Bloisi noted similarities between U.S. delivery leader Grubhub and iFood, particularly with per-day order counts. Grubhub reports about 416,000 orders every day, while iFood has neared the 400,000 mark and, apparently, still has room to grow. But unlike Grubhub, iFood doesn’t just offer delivery to restaurants. It also offers analytics, an online marketplace and financial services products.
Grubhub started as more of an online solution than a tech company, which could be hurting its ability to help restaurants take advantage of their delivery data. UberEats might have a leg up in that regard, and in its two years of existence, it quickly learned that restaurants desire those tools. Unlike Grubhub, which only operates in the U.S. and London, Uber works with 50,000 restaurants in 70 cities worldwide and has also harnessed its popularity for business travelers by launching corporate management accounts for ride-sharing and food delivery.

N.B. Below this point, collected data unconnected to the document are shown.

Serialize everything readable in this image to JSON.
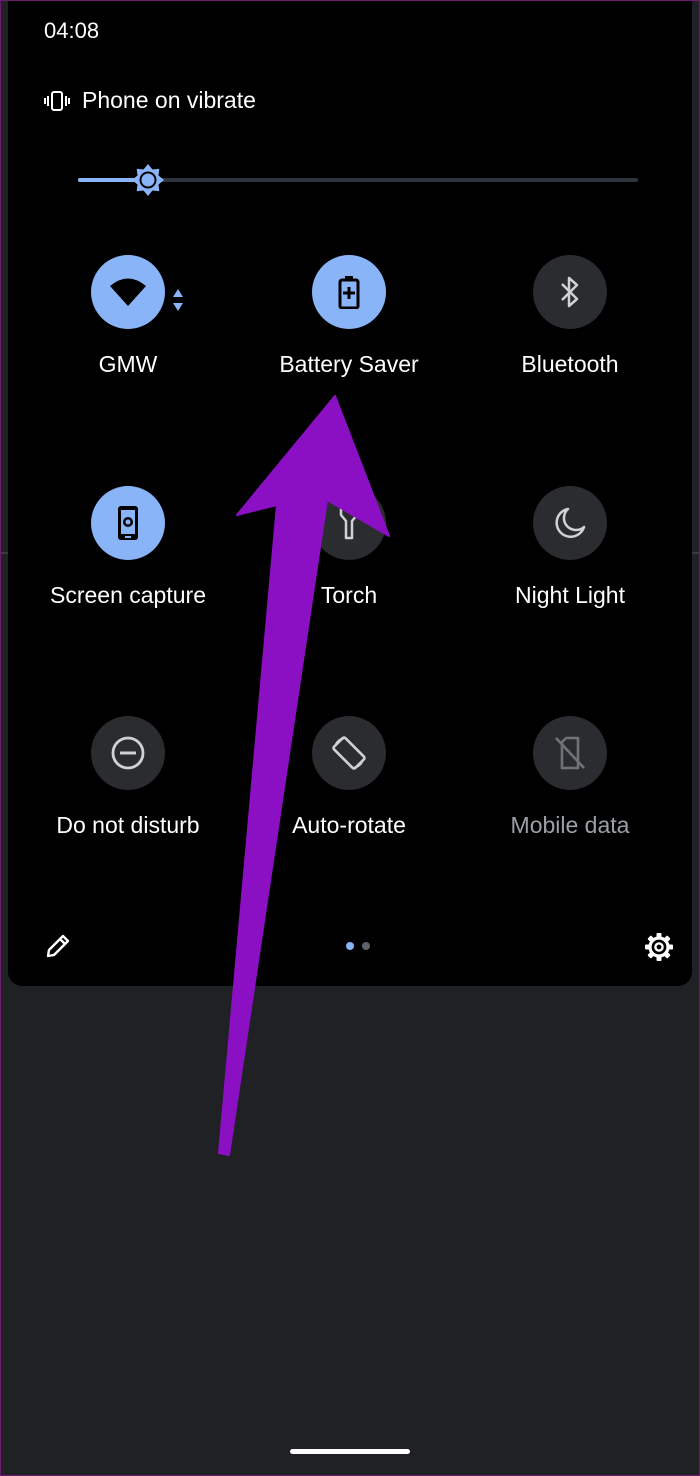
{
  "status_bar": {
    "time": "04:08"
  },
  "notice": {
    "text": "Phone on vibrate",
    "icon": "vibrate-icon"
  },
  "brightness": {
    "level_percent": 12.5
  },
  "tiles": [
    {
      "label": "GMW",
      "icon": "wifi-icon",
      "active": true
    },
    {
      "label": "Battery Saver",
      "icon": "battery-saver-icon",
      "active": true
    },
    {
      "label": "Bluetooth",
      "icon": "bluetooth-icon",
      "active": false
    },
    {
      "label": "Screen capture",
      "icon": "screen-capture-icon",
      "active": true
    },
    {
      "label": "Torch",
      "icon": "torch-icon",
      "active": false
    },
    {
      "label": "Night Light",
      "icon": "night-light-icon",
      "active": false
    },
    {
      "label": "Do not disturb",
      "icon": "do-not-disturb-icon",
      "active": false
    },
    {
      "label": "Auto-rotate",
      "icon": "auto-rotate-icon",
      "active": false
    },
    {
      "label": "Mobile data",
      "icon": "mobile-data-off-icon",
      "active": false,
      "disabled": true
    }
  ],
  "footer": {
    "edit_icon": "pencil-icon",
    "settings_icon": "gear-icon",
    "pages": 2,
    "current_page": 1
  },
  "colors": {
    "accent": "#8ab4f8",
    "panel": "#000000",
    "background": "#202124",
    "inactive_tile": "#2b2c2f",
    "annotation_arrow": "#8b10c4"
  }
}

Of course, those two aren't the only ones in the game. As Forbes reported in March, Postmates raised $278 million and DoorDash added $535 million in funding last spring, the latter after previously raising $170 million total since its 2013 launch. It plans to triple its city-count to 1,800 by the end of the year. DoorDash is also experimenting with partner advertising that would let restaurants promote delivery on their websites, but the delivery company would handle the rest.
Yet the bigger picture isn't necessarily rosy. Restaurants have been peeved that companies like DoorDash sometimes list their business without seeking approval or a formal contract. Internationally, the U.K.’s leading delivery app Just EAT has faced scrutiny for its charges to restaurants, which include a $900 activation fee and a 14% commission per order. But Just EAT and competitor Deliveroo both operate in 13 countries, primarily in Europe, the Middle East and Asia.
For iFood, being a child of a mobile giant like Movile has its perks. The company also invests in children's entertainment platform Playkids, ticketing app Sympla and payments fintech Zoop, which it hopes to leverage into ride-sharing and online shopping. Techcrunch compares Movile's all-in-one moves to China’s Tencent, whose 2017 earnings neared $22 billion. As it stands, the global food delivery field seems as wide open as many believe it to be in the U.S., and iFood seems poised to play.